Le récit d'Ephrem Yalike permet de mesurer l'emprise des mercenaires russes en Centrafrique, où l'ex-groupe Wagner mène des activités de trois types : militaires, économiques et informationnelles. Sur ce dernier point, les Russes ont développé leurs propres outils de surveillance et de diffusion. Point d'étape sur les acteurs de ce système.
Cette enquête a été réalisée dans le cadre d'investigations coordonnées par Forbidden stories, un réseau international de journalistes qui poursuit le travail de journalistes assassinés ou menacés. Elle implique dix médias partenaires dont RFI. Le lanceur d'alerte, qui témoigne ici, a pu quitter la République centrafricaine avec l'aide de la PPLAAF, la Plateforme de protection des lanceurs d'alerte en Afrique.
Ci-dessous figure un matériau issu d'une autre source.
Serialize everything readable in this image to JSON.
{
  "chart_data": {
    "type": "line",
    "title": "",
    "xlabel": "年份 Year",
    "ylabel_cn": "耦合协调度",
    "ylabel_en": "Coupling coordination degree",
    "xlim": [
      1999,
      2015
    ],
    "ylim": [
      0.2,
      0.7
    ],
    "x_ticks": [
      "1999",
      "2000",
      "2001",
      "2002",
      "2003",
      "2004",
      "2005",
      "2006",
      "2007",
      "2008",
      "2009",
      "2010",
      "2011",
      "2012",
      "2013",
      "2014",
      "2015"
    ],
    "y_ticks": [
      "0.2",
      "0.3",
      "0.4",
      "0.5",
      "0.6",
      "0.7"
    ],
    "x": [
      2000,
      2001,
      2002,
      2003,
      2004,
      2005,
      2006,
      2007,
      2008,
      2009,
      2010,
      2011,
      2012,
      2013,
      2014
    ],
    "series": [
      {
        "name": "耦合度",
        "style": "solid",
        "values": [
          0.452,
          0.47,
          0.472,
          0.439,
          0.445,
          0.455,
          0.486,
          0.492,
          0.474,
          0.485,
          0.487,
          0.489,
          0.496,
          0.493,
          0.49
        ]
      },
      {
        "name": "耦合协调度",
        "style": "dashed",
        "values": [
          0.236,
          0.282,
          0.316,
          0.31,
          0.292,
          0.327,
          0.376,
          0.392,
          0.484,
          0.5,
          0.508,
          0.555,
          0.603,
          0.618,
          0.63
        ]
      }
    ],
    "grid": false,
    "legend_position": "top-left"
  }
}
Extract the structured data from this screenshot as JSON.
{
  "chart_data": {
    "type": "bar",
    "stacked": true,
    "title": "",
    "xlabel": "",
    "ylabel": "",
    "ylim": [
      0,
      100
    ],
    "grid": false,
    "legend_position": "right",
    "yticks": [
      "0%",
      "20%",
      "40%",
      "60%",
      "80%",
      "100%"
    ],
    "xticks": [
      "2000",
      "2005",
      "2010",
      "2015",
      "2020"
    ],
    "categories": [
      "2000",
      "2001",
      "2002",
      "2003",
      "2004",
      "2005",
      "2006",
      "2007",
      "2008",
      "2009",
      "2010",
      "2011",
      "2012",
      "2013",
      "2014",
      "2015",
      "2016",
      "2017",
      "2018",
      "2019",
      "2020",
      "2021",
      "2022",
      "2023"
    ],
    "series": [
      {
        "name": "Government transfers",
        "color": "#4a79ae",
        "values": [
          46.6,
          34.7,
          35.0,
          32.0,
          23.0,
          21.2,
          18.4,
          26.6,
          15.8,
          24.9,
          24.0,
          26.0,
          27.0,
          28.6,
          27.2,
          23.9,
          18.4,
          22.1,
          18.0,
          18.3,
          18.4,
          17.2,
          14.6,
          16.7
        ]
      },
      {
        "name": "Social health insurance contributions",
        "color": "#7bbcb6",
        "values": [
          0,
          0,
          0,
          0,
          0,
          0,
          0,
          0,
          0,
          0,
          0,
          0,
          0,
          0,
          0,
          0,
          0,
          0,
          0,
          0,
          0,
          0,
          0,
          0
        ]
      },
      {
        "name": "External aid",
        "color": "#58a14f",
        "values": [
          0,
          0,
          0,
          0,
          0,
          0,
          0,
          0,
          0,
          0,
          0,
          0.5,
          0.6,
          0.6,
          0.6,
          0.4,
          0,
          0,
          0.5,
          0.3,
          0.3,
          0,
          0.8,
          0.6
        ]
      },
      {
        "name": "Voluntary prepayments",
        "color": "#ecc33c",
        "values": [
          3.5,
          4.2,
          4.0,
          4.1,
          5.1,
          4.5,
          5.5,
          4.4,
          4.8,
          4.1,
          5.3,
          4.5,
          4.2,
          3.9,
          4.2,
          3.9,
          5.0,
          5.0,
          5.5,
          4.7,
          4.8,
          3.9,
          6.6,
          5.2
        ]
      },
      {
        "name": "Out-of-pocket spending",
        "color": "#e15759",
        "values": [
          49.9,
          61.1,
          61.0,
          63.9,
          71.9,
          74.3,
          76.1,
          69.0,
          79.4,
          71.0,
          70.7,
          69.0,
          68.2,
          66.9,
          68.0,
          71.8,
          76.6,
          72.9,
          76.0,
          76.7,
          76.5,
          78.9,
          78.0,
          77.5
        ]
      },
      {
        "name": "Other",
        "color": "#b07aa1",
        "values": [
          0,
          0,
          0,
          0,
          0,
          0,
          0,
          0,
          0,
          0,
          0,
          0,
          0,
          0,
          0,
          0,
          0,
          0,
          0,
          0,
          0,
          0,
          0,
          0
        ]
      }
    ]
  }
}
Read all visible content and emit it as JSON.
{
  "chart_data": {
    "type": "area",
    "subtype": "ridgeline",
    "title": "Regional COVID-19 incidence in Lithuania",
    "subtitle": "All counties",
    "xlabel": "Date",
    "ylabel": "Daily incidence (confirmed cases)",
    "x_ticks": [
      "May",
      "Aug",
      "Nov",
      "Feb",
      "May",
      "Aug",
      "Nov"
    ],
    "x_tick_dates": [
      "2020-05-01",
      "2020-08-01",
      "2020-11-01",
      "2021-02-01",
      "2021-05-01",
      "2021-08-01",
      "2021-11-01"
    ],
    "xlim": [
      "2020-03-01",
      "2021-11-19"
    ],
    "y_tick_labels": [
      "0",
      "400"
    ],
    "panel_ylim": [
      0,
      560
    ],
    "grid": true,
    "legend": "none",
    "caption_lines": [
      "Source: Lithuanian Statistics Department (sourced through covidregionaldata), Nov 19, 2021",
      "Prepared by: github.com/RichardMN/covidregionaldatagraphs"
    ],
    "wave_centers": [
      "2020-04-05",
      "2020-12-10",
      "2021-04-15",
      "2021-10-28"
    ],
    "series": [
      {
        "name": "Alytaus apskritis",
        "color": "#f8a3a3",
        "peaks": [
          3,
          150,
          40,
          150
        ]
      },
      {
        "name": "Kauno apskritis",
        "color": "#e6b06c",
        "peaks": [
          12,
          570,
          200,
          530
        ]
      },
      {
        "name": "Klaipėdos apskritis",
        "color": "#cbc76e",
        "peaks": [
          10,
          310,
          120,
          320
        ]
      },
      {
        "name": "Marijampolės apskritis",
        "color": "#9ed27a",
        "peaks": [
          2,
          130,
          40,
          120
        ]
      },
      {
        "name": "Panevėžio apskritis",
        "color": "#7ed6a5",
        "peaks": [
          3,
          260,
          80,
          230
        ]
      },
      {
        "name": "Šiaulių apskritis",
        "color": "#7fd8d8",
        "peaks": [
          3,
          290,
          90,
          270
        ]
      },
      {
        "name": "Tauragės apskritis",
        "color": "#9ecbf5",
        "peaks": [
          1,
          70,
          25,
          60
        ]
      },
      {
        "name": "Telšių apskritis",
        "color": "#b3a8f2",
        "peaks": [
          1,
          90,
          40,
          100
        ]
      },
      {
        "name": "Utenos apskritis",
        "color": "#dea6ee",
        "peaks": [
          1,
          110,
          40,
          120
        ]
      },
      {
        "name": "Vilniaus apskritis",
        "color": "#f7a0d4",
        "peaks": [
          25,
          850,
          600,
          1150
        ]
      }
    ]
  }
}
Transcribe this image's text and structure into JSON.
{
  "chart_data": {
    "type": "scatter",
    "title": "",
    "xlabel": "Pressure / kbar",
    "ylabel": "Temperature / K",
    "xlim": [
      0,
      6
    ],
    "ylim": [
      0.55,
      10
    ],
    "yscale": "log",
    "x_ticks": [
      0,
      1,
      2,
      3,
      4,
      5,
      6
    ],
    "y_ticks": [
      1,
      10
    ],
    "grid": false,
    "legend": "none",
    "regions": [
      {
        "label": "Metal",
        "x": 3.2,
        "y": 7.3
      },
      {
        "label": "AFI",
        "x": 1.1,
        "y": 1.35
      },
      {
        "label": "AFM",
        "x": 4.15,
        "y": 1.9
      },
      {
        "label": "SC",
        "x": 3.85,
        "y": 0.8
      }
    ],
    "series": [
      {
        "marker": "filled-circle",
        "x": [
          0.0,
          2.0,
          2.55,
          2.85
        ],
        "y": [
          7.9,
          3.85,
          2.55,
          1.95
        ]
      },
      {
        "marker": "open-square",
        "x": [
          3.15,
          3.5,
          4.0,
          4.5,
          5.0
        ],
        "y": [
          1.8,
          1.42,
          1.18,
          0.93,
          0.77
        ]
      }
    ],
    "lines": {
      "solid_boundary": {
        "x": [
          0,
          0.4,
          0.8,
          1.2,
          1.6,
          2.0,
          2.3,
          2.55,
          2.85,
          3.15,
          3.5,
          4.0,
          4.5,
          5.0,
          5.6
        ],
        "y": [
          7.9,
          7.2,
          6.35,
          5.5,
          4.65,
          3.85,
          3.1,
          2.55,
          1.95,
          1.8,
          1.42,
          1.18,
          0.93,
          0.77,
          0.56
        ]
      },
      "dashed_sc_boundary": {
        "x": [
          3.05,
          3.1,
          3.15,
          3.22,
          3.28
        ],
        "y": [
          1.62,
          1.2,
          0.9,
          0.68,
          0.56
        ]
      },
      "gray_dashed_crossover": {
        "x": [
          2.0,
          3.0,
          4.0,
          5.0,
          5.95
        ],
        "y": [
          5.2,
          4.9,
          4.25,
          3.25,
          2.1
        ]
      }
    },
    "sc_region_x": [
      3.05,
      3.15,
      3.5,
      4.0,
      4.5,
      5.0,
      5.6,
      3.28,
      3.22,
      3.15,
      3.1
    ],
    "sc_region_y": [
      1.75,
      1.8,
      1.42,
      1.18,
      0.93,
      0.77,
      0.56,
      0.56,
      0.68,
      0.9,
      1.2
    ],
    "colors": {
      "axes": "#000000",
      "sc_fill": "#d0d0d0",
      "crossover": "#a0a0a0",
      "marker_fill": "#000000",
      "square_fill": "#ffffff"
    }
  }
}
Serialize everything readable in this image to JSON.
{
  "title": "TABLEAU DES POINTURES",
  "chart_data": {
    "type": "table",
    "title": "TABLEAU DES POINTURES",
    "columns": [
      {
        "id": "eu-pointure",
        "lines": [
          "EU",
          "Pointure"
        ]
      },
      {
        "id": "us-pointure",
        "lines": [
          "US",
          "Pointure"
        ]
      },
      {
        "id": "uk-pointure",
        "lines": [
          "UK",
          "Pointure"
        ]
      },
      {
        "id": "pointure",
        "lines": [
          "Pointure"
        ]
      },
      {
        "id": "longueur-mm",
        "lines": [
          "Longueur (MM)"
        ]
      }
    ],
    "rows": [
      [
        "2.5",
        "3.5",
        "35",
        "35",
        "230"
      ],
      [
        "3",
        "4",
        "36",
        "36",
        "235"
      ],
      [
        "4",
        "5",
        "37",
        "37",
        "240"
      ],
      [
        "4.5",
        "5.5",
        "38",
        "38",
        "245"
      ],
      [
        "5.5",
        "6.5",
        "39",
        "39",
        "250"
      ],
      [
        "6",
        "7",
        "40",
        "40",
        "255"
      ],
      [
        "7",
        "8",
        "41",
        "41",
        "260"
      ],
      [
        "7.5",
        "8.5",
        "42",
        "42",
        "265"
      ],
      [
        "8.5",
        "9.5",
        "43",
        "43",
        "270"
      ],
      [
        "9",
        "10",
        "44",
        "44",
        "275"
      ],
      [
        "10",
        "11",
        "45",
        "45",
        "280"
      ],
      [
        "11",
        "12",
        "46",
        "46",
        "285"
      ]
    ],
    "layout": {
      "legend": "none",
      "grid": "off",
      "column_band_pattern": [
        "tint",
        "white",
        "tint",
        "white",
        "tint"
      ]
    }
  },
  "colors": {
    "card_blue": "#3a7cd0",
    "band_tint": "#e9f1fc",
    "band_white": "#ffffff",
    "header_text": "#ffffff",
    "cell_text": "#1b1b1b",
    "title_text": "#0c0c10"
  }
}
Si l'organigramme des Russes de Centrafrique demeure assez opaque, et que l'impact des évolutions des programmes de mercenariat russe après la mort d'Evgueni Prigojine fin août 2023, reste également à éclaircir, une chose n'a pas changé à Bangui : l'interpénétration des patrons du groupe Wagner et de la structure de l'État centrafricain.
L'homme qui symbolise le mieux cette installation est Dimitri Sytyi. Cet ancien traducteur, après avoir mené les campagnes de désinformation du BIC (Bureau d'information et de communication), s'est installé à la Maison russe. Il est le supérieur direct de Mikhail Mikhailovich Prudnikov, le patron d'Ephrem Yalike. Il dirige officiellement la Maison russe, centre culturel où l'on diffuse les films produits par le groupe Wagner, et où on prend des cours de russe pour souhaiter bon anniversaire à Vladimir Poutine, ou fêter la fête russe de l'Unité.
De jeunes Centrafricains qui étudient le russe à la Maison russe de Bangui félicitant le président russe Vladimir Poutine pour son anniversaire, le 7 octobre, dans une vidéo relayée sur Telegram par African Initiative.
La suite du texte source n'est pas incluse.